As always, these studies will be freely available for a limited time.

Journal: Blood Cancer Discovery

CD33–CD123 IF-THEN Gating Reduces Toxicity while Enhancing the Specificity and Memory Phenotype of AML-Targeting CAR-T Cells

Chimeric antigen receptor (CAR) T-cell therapy has remarkably succeeded in treating lymphoblastic leukemia. However, its success in acute myeloid leukemia (AML) remains elusive because of the risk of on-target off-tumor toxicity to hematopoietic stem/progenitor cells (HSPC) and insufficient T-cell persistence and longevity. Using a SynNotch circuit, we generated a high-precision “IF-THEN” gated logical circuit against the combination of CD33 and CD123 AML antigens and demonstrated antitumor efficacy against AML cell lines and patient-derived xenografts. Unlike constitutively expressed CD123 CAR-T cells, those expressed through the CD33 SynNotch circuit could preserve HSPCs and lower the risk of on-target off-tumor hematopoietic toxicity. These gated CAR-T cells exhibited lower expression of exhaustion markers (PD-1, TIM-3, LAG-3, and CD39), higher frequency of memory T cells (CD62L+CD45RA+), and enhanced expansion. Although targeting AML, the moderated circuit CAR signal also helped mitigate cytokine release syndrome, potentially addressing one of the ongoing challenges in CAR-T immunotherapy.

Significance: Our study demonstrates the use of “IF-THEN” SynNotch-gated CAR-T cells targeting CD33 and CD123 in AML reduces off-tumor toxicity. This strategy enhances T-cell phenotype, improves expansion, preserves HSPCs, and mitigates cytokine release syndrome—addressing critical limitations of existing AML CAR-T therapies.

This study was highlighted and featured on the cover of the January issue.

Journal: Cancer Discovery

The Evolutionary Forest of Pancreatic Cancer

The landscape of evolutionary mutations in pancreatic cancer can be visualized as trees with trunks and branches.

The genomic features of pancreatic ductal adenocarcinoma (PDAC) have been well described, yet the evolutionary contexts within which these features occur remain unexplored. We studied genome landscapes, phylogenies, and clonal compositions of 91 PDACs in relation to clinicopathologic features. There was no difference in the number of driver mutations or evolutionary timing when each mutation occurred. High truncal density, a metric of the accumulation of somatic mutations in the lineage that gave rise to each PDAC, was significantly associated with worse overall survival. Polyclonal, monoclonal, or mixed polyclonal/monoclonal metastases were identified across the cohort, highlighting multiple forms of intertumoral heterogeneity. Advanced stage and treated PDACs had higher odds of being polyclonal, whereas oligometastatic PDACs had fewer driver alterations, a lower fractional allelic loss, and increased likelihood of being monoclonal. In sum, our findings reveal novel insights into the dynamic nature of the PDAC genome beyond established genetic paradigms.

Significance: Although the pancreatic cancer genome has been described, it has not been explored with respect to stages of diagnosis or treatment bottlenecks.
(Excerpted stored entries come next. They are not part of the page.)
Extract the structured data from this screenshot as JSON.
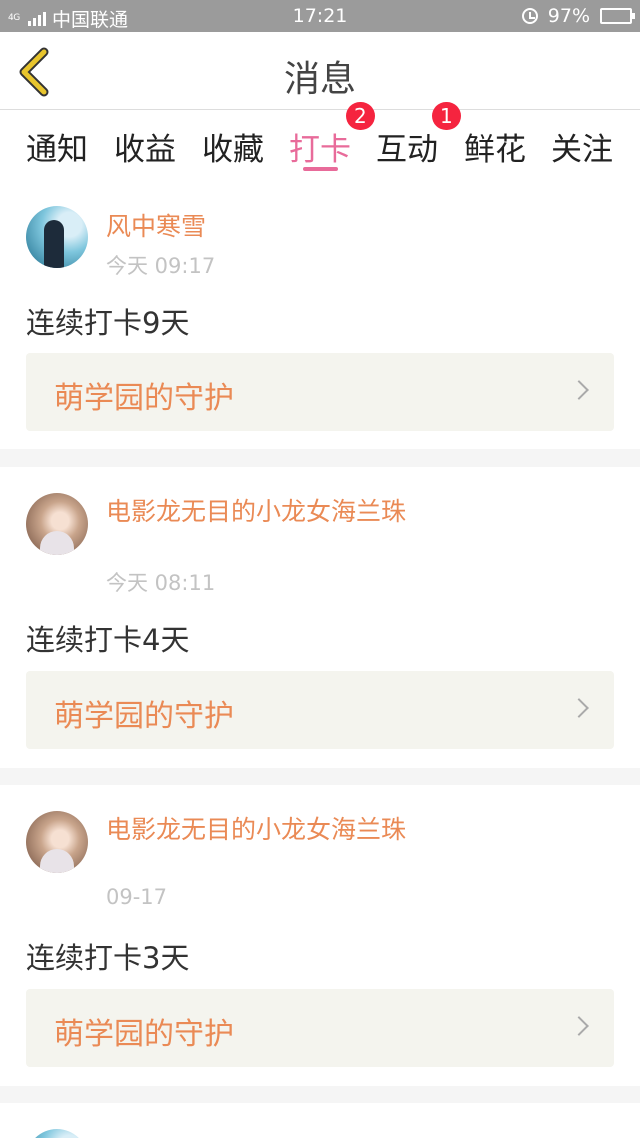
{
  "status_bar": {
    "network": "4G",
    "carrier": "中国联通",
    "time": "17:21",
    "battery": "97%",
    "battery_level": 0.97
  },
  "header": {
    "title": "消息",
    "back_icon": "chevron-left-icon",
    "accent_color": "#e8c52d"
  },
  "tabs": [
    {
      "label": "通知"
    },
    {
      "label": "收益"
    },
    {
      "label": "收藏"
    },
    {
      "label": "打卡",
      "badge": "2",
      "active": true
    },
    {
      "label": "互动",
      "badge": "1"
    },
    {
      "label": "鲜花"
    },
    {
      "label": "关注"
    }
  ],
  "colors": {
    "active_tab": "#e86b9a",
    "username": "#ea8a55",
    "badge": "#f5243f"
  },
  "feed": [
    {
      "username": "风中寒雪",
      "time": "今天 09:17",
      "message": "连续打卡9天",
      "guard": "萌学园的守护"
    },
    {
      "username": "电影龙无目的小龙女海兰珠",
      "time": "今天 08:11",
      "message": "连续打卡4天",
      "guard": "萌学园的守护"
    },
    {
      "username": "电影龙无目的小龙女海兰珠",
      "time": "09-17",
      "message": "连续打卡3天",
      "guard": "萌学园的守护"
    }
  ]
}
We now describe and quantify the genomic features of PDAC in the context of evolutionary metrics and in doing so have identified a novel prognostic biomarker.

This article was highlighted and featured on the cover of the February issue.

Journal: Cancer Epidemiology, Biomarkers & Prevention

Evaluation of Multiple Breast Cancer Polygenic Risk Score Panels in Women of Latin American Heritage

Background: A substantial portion of the genetic predisposition for breast cancer is explained by multiple common genetic variants of relatively small effect. A subset of these variants, which have been identified mostly in individuals of European (EUR) and Asian ancestries, have been combined to construct a polygenic risk score (PRS) to predict breast cancer risk, but the prediction accuracy of existing PRSs in Hispanic/Latinx individuals (H/L) remain relatively low. We assessed the performance of several existing PRS panels with and without addition of H/L-specific variants among self-reported H/L women.

Methods: PRS performance was evaluated using multivariable logistic regression and the area under the ROC curve.

Results: Both EUR and Asian PRSs performed worse in H/L samples compared with original reports. The best EUR PRS performed better than the best Asian PRS in pooled H/L samples. EUR PRSs had decreased performance with increasing Indigenous American (IA) ancestry, while Asian PRSs had increased performance with increasing IA ancestry. The addition of two H/L SNPs increased performance for all PRSs, most notably in the samples with high IA ancestry, and did not impact the performance of PRSs in individuals with lower IA ancestry.

Conclusions: A single PRS that incorporates risk variants relevant to the multiple ancestral components of individuals from Latin America, instead of a set of ancestry-specific panels, could be used in clinical practice.

Impact: The results highlight the importance of population-specific discovery and suggest a straightforward approach to integrate ancestry-specific variants into PRSs for clinical application.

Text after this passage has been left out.